Estimating the population attributable fraction for schizophrenia when Toxoplasma gondii is assumed absent in human populations
- •There is evidence that Toxoplasma gondii may be a component cause of schizophrenia.
- We describe a new method for estimating the population attributable fraction (PAF).
- The PAF for schizophrenia in those exposed to T. gondii is tentatively 21.4%.
- The PAF could be up to 30.6% in some countries although many uncertainties exist.
There is increasing evidence that infection with Toxoplasma gondii, a common parasite of people, cats and rodents, is associated with an increased risk of a diagnosis of schizophrenia.
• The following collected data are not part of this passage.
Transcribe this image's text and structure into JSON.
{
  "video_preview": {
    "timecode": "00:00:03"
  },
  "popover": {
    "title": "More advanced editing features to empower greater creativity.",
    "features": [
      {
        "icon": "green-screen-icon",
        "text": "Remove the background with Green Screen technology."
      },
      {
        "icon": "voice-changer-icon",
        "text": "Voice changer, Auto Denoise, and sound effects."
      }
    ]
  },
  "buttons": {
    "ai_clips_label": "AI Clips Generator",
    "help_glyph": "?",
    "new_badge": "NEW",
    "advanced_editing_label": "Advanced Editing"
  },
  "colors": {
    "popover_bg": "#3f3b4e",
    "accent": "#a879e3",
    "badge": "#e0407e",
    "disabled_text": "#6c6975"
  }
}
Although the claim that infection with T. gondii is one of the component causes of a diagnosis of schizophrenia remains contentious it is worth asking how important a causal association might be if only to inform our attitude to further work on the subject. The appropriate measure of importance is the population attributable fraction (PAF). The PAF is the proportion of diagnoses of schizophrenia that would not occur in a population if T. gondii infections were not present.
The assumptions that underlie the derivation of the standard formula for measuring the PAF are violated in the specific instance of T. gondii and schizophrenia and so the conventional estimation method cannot be used. Instead, the PAF was estimated using a deterministic model of Toxoplasma gondii infection and schizophrenia occurrence in a hypothetical cohort of people at risk of both conditions.
The incidence of infection with T. gondii in the cohort was assumed to be constant. Under these circumstances, the life-time mean population attributable fraction was estimated to be 21.4%, but it could not be ruled out that it could be as high as 30.6% or as low as 13.7% given the 95% confidence interval pertaining to the point estimate of the OR that was central to the calculation. These estimates (even the lowest) are higher than those obtained using the standard method for the same system and underscore the importance of understanding the limitations of conventional epidemiological formulae.